As for the “Bubble” situation, I’m reasonably confident the leagues will find ways to play the games in largely safe ways for the players. It will evolve and folks will get sick, but the revenue draw is too high to avoid.
Demand
Here’s the good news: all signs point to sports fans clamoring for the return of their favorite sports. The Michael Jordan documentary did blockbuster ratings for ESPN. Same for the NFL draft. Even golf is breaking ratings records!
Everyone is trying new things during this quarantine. Some habits may change. But abandoning sports doesn’t look to be one of those things.
Of course, the flip-side to the above supply scenario is that maybe fans will abandon live sports for fear of the coronavirus. This is a risk, but feels low probability. First, sports will likely be constrained by having a therapeutic or vaccine before they return. Unlike theaters, which will test audience demand for their product, I don’t see live sports in arenas this year.
Second, I don’t think coronavirus has turned us into a world of shut-ins. If anything, folks want to flee their homes more than ever. Admittedly, this is my opinion. It’s an unknown and I could be wrong. A pessimists could say it’s as likely fans flock back to stadiums as they abandon them in perpetuity. Where specifically it lands on that spectrum is up in the air.

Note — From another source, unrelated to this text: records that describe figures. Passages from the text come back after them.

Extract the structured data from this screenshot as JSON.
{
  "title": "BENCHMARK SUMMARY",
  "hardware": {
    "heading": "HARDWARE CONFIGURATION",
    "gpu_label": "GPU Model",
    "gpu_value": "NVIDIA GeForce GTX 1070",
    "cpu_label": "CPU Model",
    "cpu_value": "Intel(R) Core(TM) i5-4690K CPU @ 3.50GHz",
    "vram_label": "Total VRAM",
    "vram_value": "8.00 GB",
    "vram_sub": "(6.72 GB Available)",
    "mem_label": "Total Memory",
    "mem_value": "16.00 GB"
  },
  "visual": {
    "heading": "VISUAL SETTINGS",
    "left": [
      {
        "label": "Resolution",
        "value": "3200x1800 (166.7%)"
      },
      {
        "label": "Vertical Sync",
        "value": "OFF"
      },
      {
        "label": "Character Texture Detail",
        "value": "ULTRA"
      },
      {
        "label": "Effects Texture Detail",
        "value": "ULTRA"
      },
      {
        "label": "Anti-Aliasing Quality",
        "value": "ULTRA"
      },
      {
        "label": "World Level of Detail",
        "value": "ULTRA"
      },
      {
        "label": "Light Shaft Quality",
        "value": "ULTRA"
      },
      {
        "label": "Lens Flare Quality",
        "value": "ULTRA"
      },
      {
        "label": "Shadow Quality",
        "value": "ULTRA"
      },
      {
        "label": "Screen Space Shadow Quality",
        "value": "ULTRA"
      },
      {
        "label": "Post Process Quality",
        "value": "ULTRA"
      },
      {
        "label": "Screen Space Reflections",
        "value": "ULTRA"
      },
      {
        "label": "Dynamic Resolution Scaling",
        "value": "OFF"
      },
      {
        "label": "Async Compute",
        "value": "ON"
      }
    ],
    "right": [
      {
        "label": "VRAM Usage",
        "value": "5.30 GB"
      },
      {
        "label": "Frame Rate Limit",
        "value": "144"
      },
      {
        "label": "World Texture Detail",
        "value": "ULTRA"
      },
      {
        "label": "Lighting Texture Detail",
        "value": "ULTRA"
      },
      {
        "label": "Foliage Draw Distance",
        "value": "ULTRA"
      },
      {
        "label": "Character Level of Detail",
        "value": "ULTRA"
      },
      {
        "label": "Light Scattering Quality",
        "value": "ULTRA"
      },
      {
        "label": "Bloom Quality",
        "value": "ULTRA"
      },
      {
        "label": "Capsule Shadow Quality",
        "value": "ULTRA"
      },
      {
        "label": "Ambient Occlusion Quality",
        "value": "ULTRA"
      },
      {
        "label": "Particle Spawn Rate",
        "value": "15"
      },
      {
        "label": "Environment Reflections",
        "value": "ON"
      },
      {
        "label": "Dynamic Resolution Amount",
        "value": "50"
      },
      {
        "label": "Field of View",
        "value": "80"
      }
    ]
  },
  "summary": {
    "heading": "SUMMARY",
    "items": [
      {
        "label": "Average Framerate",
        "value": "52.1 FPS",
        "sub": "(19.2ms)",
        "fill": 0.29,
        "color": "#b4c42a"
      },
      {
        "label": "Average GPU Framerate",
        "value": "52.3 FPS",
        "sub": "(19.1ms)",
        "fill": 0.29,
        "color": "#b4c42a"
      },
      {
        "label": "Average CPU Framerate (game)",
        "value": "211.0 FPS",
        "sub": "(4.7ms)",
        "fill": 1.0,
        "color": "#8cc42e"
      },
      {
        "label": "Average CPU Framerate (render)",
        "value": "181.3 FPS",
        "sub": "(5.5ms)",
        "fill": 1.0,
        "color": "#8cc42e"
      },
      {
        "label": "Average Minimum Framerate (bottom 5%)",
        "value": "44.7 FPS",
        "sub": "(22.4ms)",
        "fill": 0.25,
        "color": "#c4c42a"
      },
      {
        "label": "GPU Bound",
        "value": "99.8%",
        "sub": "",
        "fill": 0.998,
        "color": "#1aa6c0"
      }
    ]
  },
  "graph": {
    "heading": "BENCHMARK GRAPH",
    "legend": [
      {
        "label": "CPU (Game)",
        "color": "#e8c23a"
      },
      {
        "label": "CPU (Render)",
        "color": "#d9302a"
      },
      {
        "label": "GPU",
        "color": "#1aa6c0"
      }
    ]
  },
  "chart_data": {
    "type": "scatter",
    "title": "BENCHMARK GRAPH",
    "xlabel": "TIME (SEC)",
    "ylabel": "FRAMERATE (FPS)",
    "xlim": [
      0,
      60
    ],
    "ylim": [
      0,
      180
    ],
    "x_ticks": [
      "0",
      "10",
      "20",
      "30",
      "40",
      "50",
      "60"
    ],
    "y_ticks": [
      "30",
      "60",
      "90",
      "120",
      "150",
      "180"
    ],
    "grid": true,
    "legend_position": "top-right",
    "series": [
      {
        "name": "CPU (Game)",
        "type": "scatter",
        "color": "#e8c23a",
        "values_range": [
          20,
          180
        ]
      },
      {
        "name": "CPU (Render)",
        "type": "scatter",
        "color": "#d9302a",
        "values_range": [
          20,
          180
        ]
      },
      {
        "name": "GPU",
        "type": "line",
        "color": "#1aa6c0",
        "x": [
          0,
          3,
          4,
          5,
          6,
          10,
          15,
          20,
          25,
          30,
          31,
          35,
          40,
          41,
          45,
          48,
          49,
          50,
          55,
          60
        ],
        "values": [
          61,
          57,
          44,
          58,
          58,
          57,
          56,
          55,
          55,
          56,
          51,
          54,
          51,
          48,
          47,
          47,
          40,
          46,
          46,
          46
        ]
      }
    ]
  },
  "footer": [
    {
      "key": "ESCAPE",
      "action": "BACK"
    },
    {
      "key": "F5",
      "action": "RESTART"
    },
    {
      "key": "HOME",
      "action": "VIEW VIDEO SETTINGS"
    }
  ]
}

As fro demand for live-sports on TV, again I expect it to be high. If folks are in perpetual shut downs with concerts, live-sports and many outdoor gatherings prohibited, live sports rights should be widely consumed. Not to mention, the slow down in TV and film production has meant fall will be light on new content. Sports can instantly step into that void.
Employment
I do see lingering pain the labor market related to stadiums staying closed. Entire ecosystems are built around attending live sporting events. Everyone associated with working that from ushers to security to restaurant staff will be hurting until sports return.
Even the players, as I mentioned above, will likely see a lot of pain. As long as salaries are a percentage of basketball related income, then the players will see cuts if fans can’t comeback in 2021.
Overall, I’m less worried about the impact on the economy from sports compared to either TV/film production or movie theaters, both of which employ a lot more people.
Bonus: The Breaking of the Bundle?
The one variable that is neither “supply” nor “demand” is whether the absence of live sports will cause a further deterioration of the cable bundle (and maybe satellite bundle in Europe) that props up the current exorbitant sports rights fees. I’ve seen this thesis floated out there fairly commonly over the last few months. (If not directly, then via the rhetorical question headline.)
If prices to be paid are any indication, the answer is no. The prices for live sports rights haven’t decreased even during coronavirus–they’ve continued to go up actually–meaning sports will definitely be the anchor propping up cable and satellite providers in the near term. I’d recommend considering this mostly wild speculation. Folks have been predicting the end of TV since the beginning of this decade. And it’s still kicking.
However, the true test will be the upcoming earnings season. After all, the bundle won’t die because companies let it, but because customers finally opt out. That will be the true final test.